I propose to dispel these doubts once and for all and to transfer the discourse from the area of ​​“can predict or cannot” to the area of ​​“predicts good or bad”. And we will do it in a simple, quick and visual way. I will give a ready-made tool and everyone can get the result on their computer. The free project GoogleColaboratory will help us with this. This is an open platform for collaborative development, all calculations take place on Google servers, all interaction is through the browser, registration is not required.
The code for our work is open and already loaded in GoogleColab. The results of training a neural network for each will be individual. This is because the starting weights are distributed randomly and the results are slightly different. Also, keep in mind that the history of quotes is a very noisy data, so the quality of training is low, but sufficient to see how the neural network will predict. The forecast should be approximately at the level of a good indicator.
The only place where we will shorten our path is collecting data on the history of a trading pair. The collection is carried out by an application for MetaTrader5, the process is not complicated, but requires skills in working with a tester in MetaTrader5. Detailed instructions will lead to a separate article, therefore, we use pre-prepared data for the Euro / Dollar pair (for those who use MT5, the link to Expert is at the end of the article).

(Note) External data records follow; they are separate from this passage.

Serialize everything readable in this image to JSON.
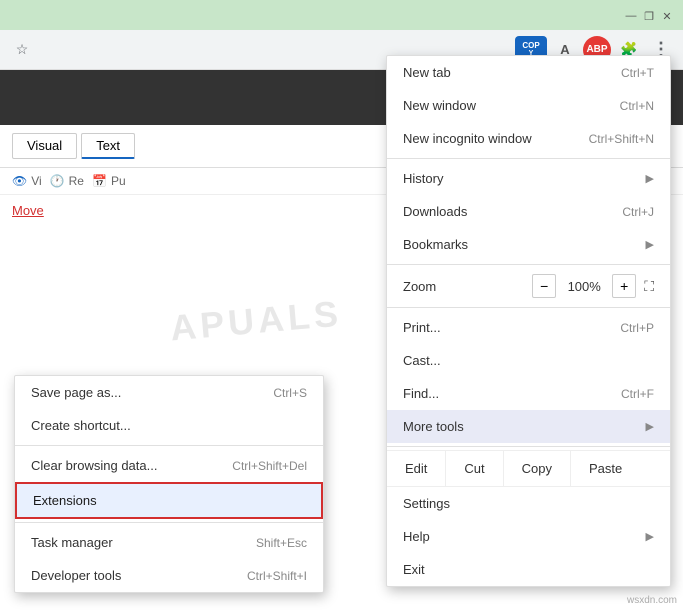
{
  "titleBar": {
    "minimize": "—",
    "restore": "❐",
    "close": "✕"
  },
  "toolbar": {
    "bookmark": "☆",
    "extensionCopyLine1": "COP",
    "extensionCopyLine2": "Y",
    "abpLabel": "ABP",
    "puzzle": "🧩",
    "moreVert": "⋮"
  },
  "pageTabs": {
    "visual": "Visual",
    "text": "Text"
  },
  "pageIcons": {
    "view": "Vi",
    "refresh": "Re",
    "publish": "Pu"
  },
  "moveLink": "Move",
  "mainMenu": {
    "items": [
      {
        "label": "New tab",
        "shortcut": "Ctrl+T",
        "arrow": ""
      },
      {
        "label": "New window",
        "shortcut": "Ctrl+N",
        "arrow": ""
      },
      {
        "label": "New incognito window",
        "shortcut": "Ctrl+Shift+N",
        "arrow": ""
      },
      {
        "label": "History",
        "shortcut": "",
        "arrow": "▶"
      },
      {
        "label": "Downloads",
        "shortcut": "Ctrl+J",
        "arrow": ""
      },
      {
        "label": "Bookmarks",
        "shortcut": "",
        "arrow": "▶"
      },
      {
        "label": "Zoom",
        "shortcut": "",
        "isZoom": true
      },
      {
        "label": "Print...",
        "shortcut": "Ctrl+P",
        "arrow": ""
      },
      {
        "label": "Cast...",
        "shortcut": "",
        "arrow": ""
      },
      {
        "label": "Find...",
        "shortcut": "Ctrl+F",
        "arrow": ""
      },
      {
        "label": "More tools",
        "shortcut": "",
        "arrow": "▶",
        "active": true
      },
      {
        "label": "Settings",
        "shortcut": "",
        "arrow": ""
      },
      {
        "label": "Help",
        "shortcut": "",
        "arrow": "▶"
      },
      {
        "label": "Exit",
        "shortcut": "",
        "arrow": ""
      }
    ],
    "zoom": {
      "label": "Zoom",
      "minus": "−",
      "value": "100%",
      "plus": "+",
      "fullscreen": "⛶"
    }
  },
  "editSubmenu": {
    "items": [
      {
        "label": "Edit"
      },
      {
        "label": "Cut"
      },
      {
        "label": "Copy"
      },
      {
        "label": "Paste"
      }
    ]
  },
  "leftMenu": {
    "items": [
      {
        "label": "Save page as...",
        "shortcut": "Ctrl+S"
      },
      {
        "label": "Create shortcut...",
        "shortcut": ""
      },
      {
        "label": "Clear browsing data...",
        "shortcut": "Ctrl+Shift+Del"
      },
      {
        "label": "Extensions",
        "shortcut": "",
        "highlighted": true
      },
      {
        "label": "Task manager",
        "shortcut": "Shift+Esc"
      },
      {
        "label": "Developer tools",
        "shortcut": "Ctrl+Shift+I"
      }
    ]
  },
  "watermark": "wsxdn.com",
  "apualsText": "APUALS"
}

It will be possible to make sure that the data prepared in advance does not "peep ahead" and do not suggest neural networks at the last stage, when we move on to testing the real market.
Let's start ...
GoogleColaboratory
Our "laptop" in GoogleColab can be found at this link . Don't forget to log into your Google (or Gmail) account first.

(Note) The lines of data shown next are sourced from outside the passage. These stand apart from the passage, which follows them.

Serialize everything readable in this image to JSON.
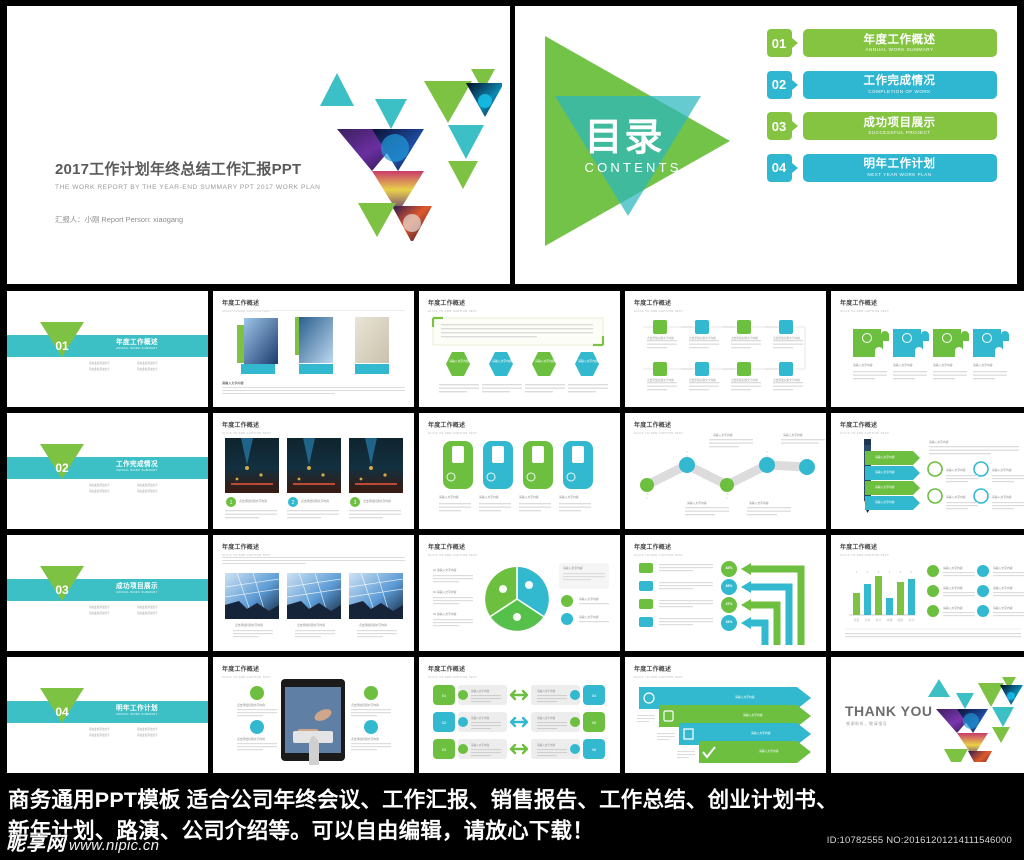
{
  "page": {
    "background": "#000000",
    "accent_green": "#7dc242",
    "accent_teal": "#32b9cf",
    "divider_band": "#3cc0c6"
  },
  "title_slide": {
    "title": "2017工作计划年终总结工作汇报PPT",
    "subtitle": "THE WORK REPORT BY THE YEAR-END SUMMARY PPT 2017 WORK PLAN",
    "presenter": "汇报人：小刚  Report Person: xiaogang"
  },
  "contents_slide": {
    "heading_cn": "目录",
    "heading_en": "CONTENTS",
    "items": [
      {
        "num": "01",
        "cn": "年度工作概述",
        "en": "ANNUAL  WORK SUMMARY",
        "color": "#84c441"
      },
      {
        "num": "02",
        "cn": "工作完成情况",
        "en": "COMPLETION OF WORK",
        "color": "#2fb6d0"
      },
      {
        "num": "03",
        "cn": "成功项目展示",
        "en": "SUCCESSFUL PROJECT",
        "color": "#84c441"
      },
      {
        "num": "04",
        "cn": "明年工作计划",
        "en": "NEXT YEAR WORK PLAN",
        "color": "#2fb6d0"
      }
    ]
  },
  "slide_header": {
    "cn": "年度工作概述",
    "en": "CLICK TO ADD CAPTION TEXT"
  },
  "section_dividers": [
    {
      "num": "01",
      "cn": "年度工作概述",
      "en": "ANNUAL WORK SUMMARY"
    },
    {
      "num": "02",
      "cn": "工作完成情况",
      "en": "ANNUAL WORK SUMMARY"
    },
    {
      "num": "03",
      "cn": "成功项目展示",
      "en": "ANNUAL WORK SUMMARY"
    },
    {
      "num": "04",
      "cn": "明年工作计划",
      "en": "ANNUAL WORK SUMMARY"
    }
  ],
  "divider_bullet": "请在此处添加文字",
  "placeholder": {
    "caption": "请输入文字内容",
    "caption_click": "点击添加标题文字内容",
    "body": "请在此处输入您的正文文字内容，点击添加相关说明文字内容。"
  },
  "thank_you": {
    "title": "THANK YOU",
    "subtitle": "感谢聆听，敬请指导"
  },
  "chart_data": {
    "type": "bar",
    "title": "年度工作概述",
    "categories": [
      "项目",
      "方案",
      "执行",
      "成果",
      "服务",
      "总计"
    ],
    "values": [
      45,
      62,
      78,
      33,
      66,
      72
    ],
    "series_colors": [
      "#7dc242",
      "#32b9cf",
      "#7dc242",
      "#32b9cf",
      "#7dc242",
      "#32b9cf"
    ],
    "xlabel": "",
    "ylabel": "",
    "ylim": [
      0,
      100
    ],
    "grid": false,
    "legend": "none"
  },
  "pie_chart": {
    "type": "pie",
    "slices": [
      {
        "label": "01 请输入文字内容",
        "value": 33,
        "color": "#7dc242"
      },
      {
        "label": "02 请输入文字内容",
        "value": 33,
        "color": "#32b9cf"
      },
      {
        "label": "03 请输入文字内容",
        "value": 34,
        "color": "#55c04a"
      }
    ]
  },
  "arrow_percentages": [
    "83%",
    "65%",
    "47%",
    "26%"
  ],
  "banner": {
    "line1": "商务通用PPT模板  适合公司年终会议、工作汇报、销售报告、工作总结、创业计划书、",
    "line2": "新年计划、路演、公司介绍等。可以自由编辑，请放心下载！",
    "id_text": "ID:10782555 NO:20161201214111546000"
  },
  "watermark": {
    "cn": "昵享网",
    "en": "www.nipic.cn"
  }
}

Copy the "laptop" to yourself.
Now you need to sequentially run all the blocks from top to bottom.
1. Installing libraries
This step will install TensorFlow and other libraries. The process will end by itself, nothing needs to be done.
2. Loading and preparing data for training
At this stage, the dataset will be loaded, as well as separate data sets for training and testing will be prepared. The dataset was collected for the EURUSD pair for the period from the beginning of 2015 to the present day, the data collection step is the M6 ​​candlestick. Last 2 weeks - test site. The data in the dataset is a set of hundreds of thousands of lines, each of which is something like this
0.32,0.26,0.00,0.43 ... 0.66,0.25,0.24,0.05,0,1,1600144440,1.189240
Predictors are separated by commas, fields 3 and 4 from the end - this is the correct answer where the trend went (0.1 - down; 1.0 - up). The second field from the end is the candlestick id. The last is the price at the open of the candle. The last two fields are not used for training.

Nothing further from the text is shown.